Les enjeux dépassent largement cette crise immédiate. C’est un précédent qui se crée, une ligne rouge qui se franchit, un tabou qui tombe. Si cette stratégie fonctionne — si Trump obtient ce qu’il veut en affamant des millions de gens —, elle sera reproduite. Les programmes sociaux ne seront plus des droits, mais des monnaies d’échange dans des marchandages politiques. La précarité deviendra un levier de pouvoir. Et chaque shutdown futur risquera de plonger les plus vulnérables dans une angoisse existentielle.
Pendant ce temps, les États se battent devant les tribunaux. Les organisations humanitaires se préparent tant bien que mal. Les citoyens descendent dans la rue. Les travailleurs sociaux tentent de rassurer des familles en détresse. Et l’horloge continue de tourner, implacable, vers cette date du 1er novembre qui ressemble de plus en plus à une frontière entre deux conceptions de ce que devrait être l’Amérique : un pays qui protège ses citoyens les plus fragiles, ou un pays où même le droit de manger devient conditionnel, négociable, révocable selon les caprices de la politique.

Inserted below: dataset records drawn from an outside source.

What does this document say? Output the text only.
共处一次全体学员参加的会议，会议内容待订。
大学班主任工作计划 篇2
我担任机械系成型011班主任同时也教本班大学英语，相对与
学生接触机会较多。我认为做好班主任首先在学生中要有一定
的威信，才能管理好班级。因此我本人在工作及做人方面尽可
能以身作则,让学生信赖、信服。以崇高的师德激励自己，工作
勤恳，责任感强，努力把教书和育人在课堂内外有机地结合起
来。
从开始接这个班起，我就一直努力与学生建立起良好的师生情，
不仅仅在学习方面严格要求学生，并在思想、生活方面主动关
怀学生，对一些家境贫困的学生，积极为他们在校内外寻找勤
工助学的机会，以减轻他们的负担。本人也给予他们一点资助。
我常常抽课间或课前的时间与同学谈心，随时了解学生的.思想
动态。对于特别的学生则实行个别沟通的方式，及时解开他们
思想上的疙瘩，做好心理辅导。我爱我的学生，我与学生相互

La question, maintenant, n’est plus seulement juridique ou budgétaire. Elle est morale. Elle est existentielle. Quel genre de société accepte d’affamer ses enfants pour gagner une négociation ? Quelle civilisation utilise la faim comme monnaie d’échange ? Et surtout, une fois qu’on a franchi cette ligne, comment revenir en arrière ? Ces questions hanteront longtemps la conscience américaine, bien après que ce shutdown sera résolu — d’une manière ou d’une autre. Car même si les fonds sont finalement débloqués au dernier moment, le simple fait d’être arrivé si près du gouffre aura changé quelque chose d’irréversible dans le contrat social. La confiance, une fois brisée, est presque impossible à réparer. Et la cruauté, une fois normalisée, devient terriblement facile à reproduire.